(The opinions expressed here are those of the author, a columnist for Reuters.)
By Clyde Russell
LAUNCESTON, Australia, April 19 (Reuters) - Wanted: One mine, just started or close to production, preferably gold, must be in secure country with high-quality ore body and low costs. Also, must be cheap.
The above shopping list was the most common response from investors when quizzed as to what they are looking for in the commodity sphere during last week’s Mining Investment Asia conference in Singapore.
The near impossibility of satisfying the requirements probably explains why there aren’t that many mining deals actually being done, despite the low prices for many commodities.
While the big companies often grab the headlines with large acquisitions (think Rio Tinto buying Alcan, BHP merging with Billiton and later spinning most of it off in South 32), the engine room of the mining sector tends to be among the juniors.
It’s in this space that private equity, family offices and mid-tier miners play, looking for cash to develop projects either through deals or taking a punt on raising money through a public listing.
It was evident at the Singapore conference that there’s plenty of money looking for investment opportunities, but it was also equally evident that the bar for any decision is being set too high for the current market.
Investors showed little interest in providing seed capital for exploration projects, taking the view that it would take too long for them to generate any return, even if the potential rate of return is very high.
Also, investors weren’t interested in higher risk jurisdictions, such as Mongolia or Myanmar, with the main argument being these projects don’t offer a high enough premium over similar ventures in safer locations, such as Canada and Australia.
“Ideally, you want a gold mine that’s just started output, located in Western Australia near good transport.
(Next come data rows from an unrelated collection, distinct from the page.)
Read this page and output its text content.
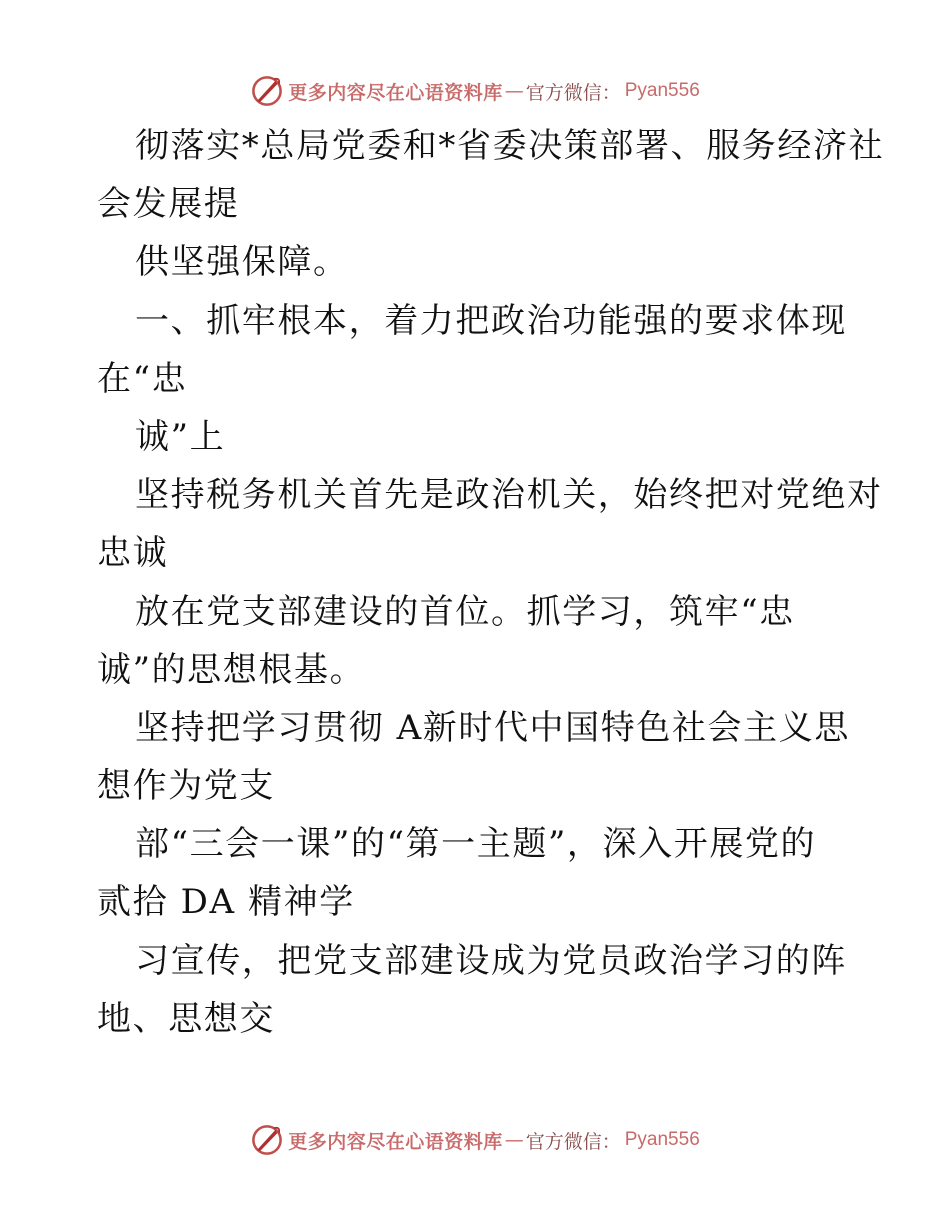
更多内容尽在心语资料库 — 官方微信： Pyan556
彻落实*总局党委和*省委决策部署、服务经济社
会发展提
供坚强保障。
一、抓牢根本，着力把政治功能强的要求体现
在“忠
诚”上
坚持税务机关首先是政治机关，始终把对党绝对
忠诚
放在党支部建设的首位。抓学习，筑牢“忠
诚”的思想根基。
坚持把学习贯彻 A新时代中国特色社会主义思
想作为党支
部“三会一课”的“第一主题”，深入开展党的
贰拾 DA 精神学
习宣传，把党支部建设成为党员政治学习的阵
地、思想交
更多内容尽在心语资料库 — 官方微信： Pyan556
Trouble is, even if you can find that, it’s not cheap,” said one investor, preferring not be named as he isn’t authorised to speak to the media.
It may sound somewhat counter-intuitive, but the rout in commodity prices for the past few years has made mergers and acquisitions (M&A) considerably harder, as potential investors now have to factor in the possibility of an extended period of low prices and the consequent impact on project economics.
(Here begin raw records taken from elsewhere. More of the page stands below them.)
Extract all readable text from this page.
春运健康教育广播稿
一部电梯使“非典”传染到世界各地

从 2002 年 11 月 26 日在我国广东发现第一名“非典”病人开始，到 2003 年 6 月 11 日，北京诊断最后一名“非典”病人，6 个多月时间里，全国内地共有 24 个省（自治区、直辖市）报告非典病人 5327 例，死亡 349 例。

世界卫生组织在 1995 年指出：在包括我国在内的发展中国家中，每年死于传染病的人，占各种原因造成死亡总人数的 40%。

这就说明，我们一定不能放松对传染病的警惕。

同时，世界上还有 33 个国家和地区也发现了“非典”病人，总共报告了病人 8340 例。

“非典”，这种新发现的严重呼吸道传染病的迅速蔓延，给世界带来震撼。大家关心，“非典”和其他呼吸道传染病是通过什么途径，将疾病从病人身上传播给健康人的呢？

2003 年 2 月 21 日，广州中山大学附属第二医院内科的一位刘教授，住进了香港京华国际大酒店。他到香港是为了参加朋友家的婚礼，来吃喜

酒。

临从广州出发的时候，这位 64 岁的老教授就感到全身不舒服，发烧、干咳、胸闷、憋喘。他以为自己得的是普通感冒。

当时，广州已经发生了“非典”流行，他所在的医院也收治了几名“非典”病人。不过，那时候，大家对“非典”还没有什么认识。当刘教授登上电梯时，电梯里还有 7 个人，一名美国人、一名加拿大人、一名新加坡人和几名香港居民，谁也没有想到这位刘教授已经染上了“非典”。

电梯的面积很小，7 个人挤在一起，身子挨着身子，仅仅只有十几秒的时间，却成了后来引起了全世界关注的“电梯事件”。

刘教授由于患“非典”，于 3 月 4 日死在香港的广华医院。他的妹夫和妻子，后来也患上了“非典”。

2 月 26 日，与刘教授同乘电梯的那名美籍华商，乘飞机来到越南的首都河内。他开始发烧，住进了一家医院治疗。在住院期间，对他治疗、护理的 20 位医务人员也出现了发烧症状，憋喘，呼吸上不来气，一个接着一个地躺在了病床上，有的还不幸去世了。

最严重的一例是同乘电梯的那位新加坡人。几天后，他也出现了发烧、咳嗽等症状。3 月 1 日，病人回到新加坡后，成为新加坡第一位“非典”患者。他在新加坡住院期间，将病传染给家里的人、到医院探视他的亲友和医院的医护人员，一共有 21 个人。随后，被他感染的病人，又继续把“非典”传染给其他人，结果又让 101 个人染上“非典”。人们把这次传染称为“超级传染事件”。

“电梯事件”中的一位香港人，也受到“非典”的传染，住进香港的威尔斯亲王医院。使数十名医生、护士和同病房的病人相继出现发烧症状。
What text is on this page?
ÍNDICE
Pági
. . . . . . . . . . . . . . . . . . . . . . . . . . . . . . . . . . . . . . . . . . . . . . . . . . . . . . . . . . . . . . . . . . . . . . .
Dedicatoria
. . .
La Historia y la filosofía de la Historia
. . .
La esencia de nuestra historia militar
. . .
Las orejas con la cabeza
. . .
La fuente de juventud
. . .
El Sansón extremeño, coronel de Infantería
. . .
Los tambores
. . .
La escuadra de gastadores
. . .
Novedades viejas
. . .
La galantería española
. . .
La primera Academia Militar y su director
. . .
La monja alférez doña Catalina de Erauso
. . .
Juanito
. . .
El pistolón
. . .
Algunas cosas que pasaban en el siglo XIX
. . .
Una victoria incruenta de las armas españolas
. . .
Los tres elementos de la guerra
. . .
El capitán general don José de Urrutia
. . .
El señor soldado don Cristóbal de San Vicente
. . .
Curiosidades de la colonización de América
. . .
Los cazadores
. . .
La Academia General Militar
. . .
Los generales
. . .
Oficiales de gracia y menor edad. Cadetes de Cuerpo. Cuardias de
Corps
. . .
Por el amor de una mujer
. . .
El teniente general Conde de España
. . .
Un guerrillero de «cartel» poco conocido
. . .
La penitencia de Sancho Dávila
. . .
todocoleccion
This means that while there are numerous mines and projects available, very few are sitting in the lowest quartile on the cost curve, and this reduces their appeal in the current market.
Distressed assets for sale tend be distressed for a good reason, most likely because their cost base is too high and they are only viable in the longer term if the investor has a bullish view of future prices.
It will take a sustained rise in commodity prices to make assets that sit higher on the cost curve more attractive, or an increase in risk appetite.
In the fourth quarter of last year, mining M&A reached the lowest levels recorded since consultants KPMG started monitoring the sector in 2012, according to the latest quarterly newsletter.
“The new lows touched both deal value and deal volume,” KPMG said. “Eleven major deals were announced worldwide, eight of which exceeded $100 million. Total global deal value amounted to $3.2 billion, 70.5 percent below the previous quarter.”
Gold was the leading sector for M&A in the fourth quarter of last year, accounting for 51 percent of the deals by value, with a single iron ore deal making up 21 percent of the value and coal taking third spot with 10 percent of the value.
If the smaller players are waiting for an improvement in commodity prices and sentiment, are the majors doing the same?
BHP Billiton Chief Executive Andrew Mackenzie told The Australian newspaper that the world’s biggest miner is “ready to pounce,” but he also expects any deals to be “few and far between.”
“We don’t want to be too precious about that and if there’s a deal of the century we will go for it, but we don’t want to buy back complexity and we certainly don’t want to buy back a whole raft of assets that if they had been sitting in the portfolio four or five years ago we would have divested,” he said in an interview, published on April 12.
In other words, if BHP sees a great opportunity, it will take it, but it’s not really the current focus for the company.
Anglo American, the London-listed miner that emerged from South Africa, is trying to shrink itself to success by putting several assets up for sale.
So far there has been some interest expressed in the group’s Australian coal assets, which may be worth $1.5 billion, but a firm offer has yet to emerge.
Glencore is also seeking to divest Australian coal assets, this time trains rather than mines, with the commodity producer and trader hoping to close a deal by the third quarter.
Glencore has managed to sell a 40 percent stake in its agricultural unit for $2.5 billion as it seeks to cut debt.
Overall, the mining sector is still battling to attract significant M&A, and it’s instructive that gold, one of the best performers so far this year, is the preferred choice of many investors.